P.S. I am seriously considering changing my name to Ice Cream Star. Or maybe Unicorn Pizza Star. Something along those lines. Thoughts lego virtuell bauen kostenlosen?

2015-03-01 - Spinach & Seaweed Ice Cream - 0009 [flickr]

St. Patrick’s Day Spinach & Seaweed Superfood Ice Cream

(Makes just under one quart of ice cream.)


4-5 overripe bananas, peeled, sliced and frozen
3 cups (4.5 ounces) baby spinach
1.5 teaspoons seaweed powder
sugar to taste (optional)
a splash of non-dairy milk or creamer, if needed


1. Place the spinach in the food processor and pulse until the leaves are cut up into small pieces.

2. Next, add the bananas to the food processor and pulse until smoothly blended. Most likely you’ll need to stir them by hand several times, as the frozen chunks tend to gather and become “stuck” on one side of the bowl. If necessary, add a splash of non-dairy milk or creamer to get things moving!
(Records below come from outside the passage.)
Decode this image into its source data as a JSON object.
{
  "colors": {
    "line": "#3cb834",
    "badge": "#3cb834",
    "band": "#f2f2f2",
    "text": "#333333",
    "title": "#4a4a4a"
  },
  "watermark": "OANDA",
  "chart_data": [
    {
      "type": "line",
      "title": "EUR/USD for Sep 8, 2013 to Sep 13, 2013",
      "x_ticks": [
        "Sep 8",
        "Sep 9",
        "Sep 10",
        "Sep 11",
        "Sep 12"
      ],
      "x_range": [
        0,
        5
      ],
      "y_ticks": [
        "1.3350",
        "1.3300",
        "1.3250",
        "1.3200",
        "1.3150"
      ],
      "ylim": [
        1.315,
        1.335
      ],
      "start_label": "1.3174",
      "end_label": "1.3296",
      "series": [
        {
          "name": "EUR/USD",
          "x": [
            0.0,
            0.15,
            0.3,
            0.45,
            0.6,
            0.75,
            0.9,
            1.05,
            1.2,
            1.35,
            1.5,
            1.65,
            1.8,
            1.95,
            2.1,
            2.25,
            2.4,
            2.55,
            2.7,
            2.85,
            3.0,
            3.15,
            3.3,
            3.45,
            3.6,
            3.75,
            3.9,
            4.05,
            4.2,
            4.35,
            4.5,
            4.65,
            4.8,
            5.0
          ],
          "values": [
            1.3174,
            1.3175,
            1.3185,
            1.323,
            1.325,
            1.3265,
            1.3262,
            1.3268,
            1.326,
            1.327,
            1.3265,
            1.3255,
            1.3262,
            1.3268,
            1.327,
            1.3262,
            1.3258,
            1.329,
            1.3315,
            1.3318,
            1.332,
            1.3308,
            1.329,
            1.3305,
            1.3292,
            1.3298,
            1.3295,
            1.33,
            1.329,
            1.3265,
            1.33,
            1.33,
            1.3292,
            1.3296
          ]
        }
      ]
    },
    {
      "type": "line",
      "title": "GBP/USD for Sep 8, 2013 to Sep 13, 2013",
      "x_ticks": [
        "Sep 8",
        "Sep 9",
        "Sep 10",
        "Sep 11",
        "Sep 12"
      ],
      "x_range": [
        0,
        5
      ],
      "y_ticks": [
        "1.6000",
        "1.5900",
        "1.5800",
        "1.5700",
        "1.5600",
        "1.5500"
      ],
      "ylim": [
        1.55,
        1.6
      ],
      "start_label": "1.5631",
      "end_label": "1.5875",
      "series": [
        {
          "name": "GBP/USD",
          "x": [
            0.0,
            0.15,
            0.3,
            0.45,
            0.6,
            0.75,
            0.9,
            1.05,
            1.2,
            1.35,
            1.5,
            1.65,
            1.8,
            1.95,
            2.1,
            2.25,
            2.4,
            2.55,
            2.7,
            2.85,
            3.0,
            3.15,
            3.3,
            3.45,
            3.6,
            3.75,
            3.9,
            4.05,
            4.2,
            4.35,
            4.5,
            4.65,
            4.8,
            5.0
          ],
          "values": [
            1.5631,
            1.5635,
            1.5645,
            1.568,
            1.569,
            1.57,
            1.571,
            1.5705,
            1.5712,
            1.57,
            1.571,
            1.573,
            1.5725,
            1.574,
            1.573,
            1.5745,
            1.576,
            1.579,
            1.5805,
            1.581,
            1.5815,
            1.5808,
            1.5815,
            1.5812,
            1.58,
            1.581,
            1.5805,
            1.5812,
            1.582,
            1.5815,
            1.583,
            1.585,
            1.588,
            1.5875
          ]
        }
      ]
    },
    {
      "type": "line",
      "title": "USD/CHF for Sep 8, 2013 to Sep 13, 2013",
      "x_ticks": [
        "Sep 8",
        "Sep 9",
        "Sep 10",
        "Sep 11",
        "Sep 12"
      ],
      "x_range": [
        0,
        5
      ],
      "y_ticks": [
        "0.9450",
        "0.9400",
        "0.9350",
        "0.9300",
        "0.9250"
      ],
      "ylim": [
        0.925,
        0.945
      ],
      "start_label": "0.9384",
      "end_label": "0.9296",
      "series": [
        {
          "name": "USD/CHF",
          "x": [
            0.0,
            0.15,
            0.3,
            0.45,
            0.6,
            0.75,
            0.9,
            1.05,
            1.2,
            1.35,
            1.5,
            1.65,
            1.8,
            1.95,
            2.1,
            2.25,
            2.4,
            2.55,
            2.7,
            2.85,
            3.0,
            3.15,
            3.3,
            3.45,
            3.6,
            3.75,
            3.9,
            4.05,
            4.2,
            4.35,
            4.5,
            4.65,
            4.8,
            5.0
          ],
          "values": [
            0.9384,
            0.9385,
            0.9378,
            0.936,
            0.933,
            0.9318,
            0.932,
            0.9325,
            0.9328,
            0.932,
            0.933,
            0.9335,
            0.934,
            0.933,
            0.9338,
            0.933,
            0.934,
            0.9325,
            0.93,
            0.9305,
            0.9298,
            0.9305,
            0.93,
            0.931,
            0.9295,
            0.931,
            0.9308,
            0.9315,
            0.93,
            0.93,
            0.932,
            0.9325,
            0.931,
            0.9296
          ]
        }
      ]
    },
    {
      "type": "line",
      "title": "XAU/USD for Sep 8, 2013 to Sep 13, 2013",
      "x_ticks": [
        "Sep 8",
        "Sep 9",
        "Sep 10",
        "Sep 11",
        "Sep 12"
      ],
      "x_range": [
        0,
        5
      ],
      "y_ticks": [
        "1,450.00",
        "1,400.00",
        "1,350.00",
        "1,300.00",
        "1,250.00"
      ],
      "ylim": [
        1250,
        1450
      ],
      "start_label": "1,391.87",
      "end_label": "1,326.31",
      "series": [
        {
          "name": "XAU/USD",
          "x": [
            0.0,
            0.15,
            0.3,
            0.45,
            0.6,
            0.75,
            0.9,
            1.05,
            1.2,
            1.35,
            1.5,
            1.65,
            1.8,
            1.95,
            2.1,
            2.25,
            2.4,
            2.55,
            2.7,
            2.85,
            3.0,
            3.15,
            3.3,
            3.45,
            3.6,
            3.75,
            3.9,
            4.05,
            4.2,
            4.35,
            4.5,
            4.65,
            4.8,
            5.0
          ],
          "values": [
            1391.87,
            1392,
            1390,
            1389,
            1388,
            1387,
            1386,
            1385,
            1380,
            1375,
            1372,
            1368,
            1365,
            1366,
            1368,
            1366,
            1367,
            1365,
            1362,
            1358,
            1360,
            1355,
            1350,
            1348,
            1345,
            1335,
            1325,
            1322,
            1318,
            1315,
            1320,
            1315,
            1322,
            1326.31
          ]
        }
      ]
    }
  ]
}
Alternately, you can allow the bananas to defrost on the counter top for 30 to 60 minutes beforehand, so that they’re easier to work with. Before putting them in the food processor, break them up into smaller chunks with a butter knife.

Note: Since introducing extra liquids (such as non-dairy milk) into the mix results in a slightly icier finished product, I prefer defrosting to non-dairy milk. If you’re in a hurry, pop the bananas in the microwave for 20 to 45 seconds instead.

3. Add the seaweed powder and continue to process until thoroughly blended.

4. Sample the ice cream. If the bananas aren’t sweet enough for your taste (sometimes this happens if you freeze them before they’re sufficiently ripe), add a bit of sugar to taste. Any sugar works fine – white, brown, etc. – but I find that powdered sugar results in a smoother blend. Add a little extra seaweed powder (a quarter teaspoon at a time) if desired.

5. Transfer the ice cream to an airtight container. Enjoy immediately as soft serve, or pop the ice cream in the freezer for an hour+ for a firmer dessert. Store any leftovers in the freezer in an airtight container. If the frozen banana ice cream proves too hard to scoop, microwave it for ten seconds to help loosen it up (or let the container sit on the counter for ten to thirty minutes prior to eating, depending on room temp).